Masih Ada Aturan yang Bisa Dioptimalkan untuk Melindungi Data Pribadi

Meski RUU Perlindungan Data Pribadi belum disetujui menjadi undang-undang, bukan berarti ada kekosongan hukum soal perlindungan data pribadi.

Hamalatul Qur'ani
Bacaan 2 Menit
Para pembicara dalam Seminar Nasional Urgensi Perlindungan Data Pribadi Di Era Komunikasi Digital, Senin (19/8), di Jakarta.

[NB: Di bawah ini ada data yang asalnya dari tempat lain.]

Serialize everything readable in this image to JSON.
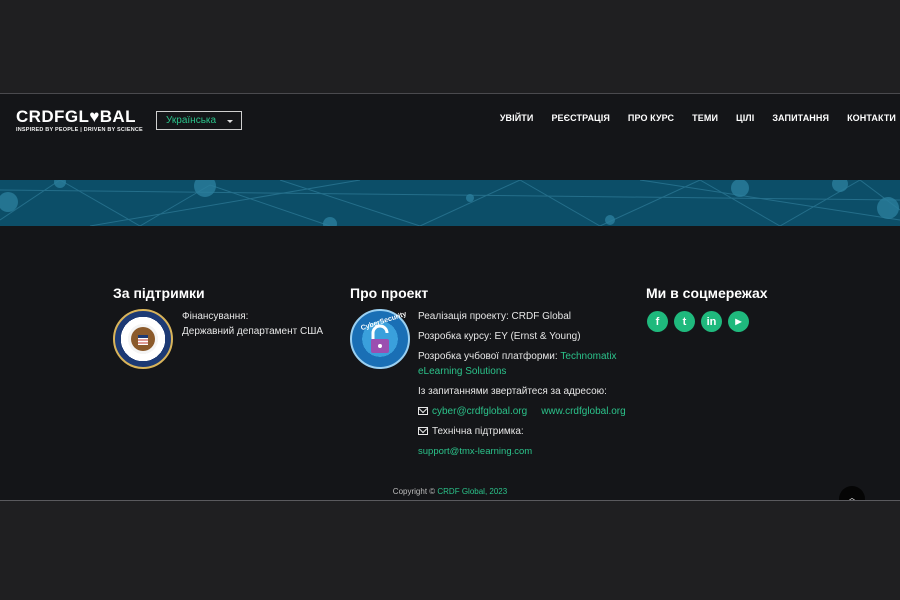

Foto: HMQ
Para pembicara dalam Seminar Nasional Urgensi Perlindungan Data Pribadi Di Era Komunikasi Digital, Senin (19/8), di Jakarta. Foto: HMQ

“Data adalah jenis kekayaan baru bangsa kita, kini data lebih berharga dari minyak. Karena itu kedaulatan data harus diwujudkan! Hak warga negara atas data pribadi harus dilindungi,”. Begitulah cuplikan pidato Kenegaraan Presiden Joko Widodo yang disampaikan dalam Sidang Tahunan MPR 2019 akhir pekan lalu.

 

Presiden juga meminta agar DPR segera menyelesaikan Rancangan Undang-Undang tentang Perlindungan Data Pribadi (RUU PDP). Pasalnya, diketahui data pribadi masyarakat Indonesia yang begitu kaya, kini tak dikuasai oleh masyarakat sebagai pemilik data. Itulah mengapa ‘kedaulatan data’ menjadi isu yang sangat penting untuk diperhatikan.

 

Bahkan, Uni Eropa telah memikirkan konsep dasar perlindungan data pribadi sejak kisaran tahun 1960/1970-an silam. Kekhawatiran yang saat itu ditumpahkan melalui pengaturan dalam GDPR adalah soal abuse of data (penyalahgunaan data) dan pertukaran data antar negara.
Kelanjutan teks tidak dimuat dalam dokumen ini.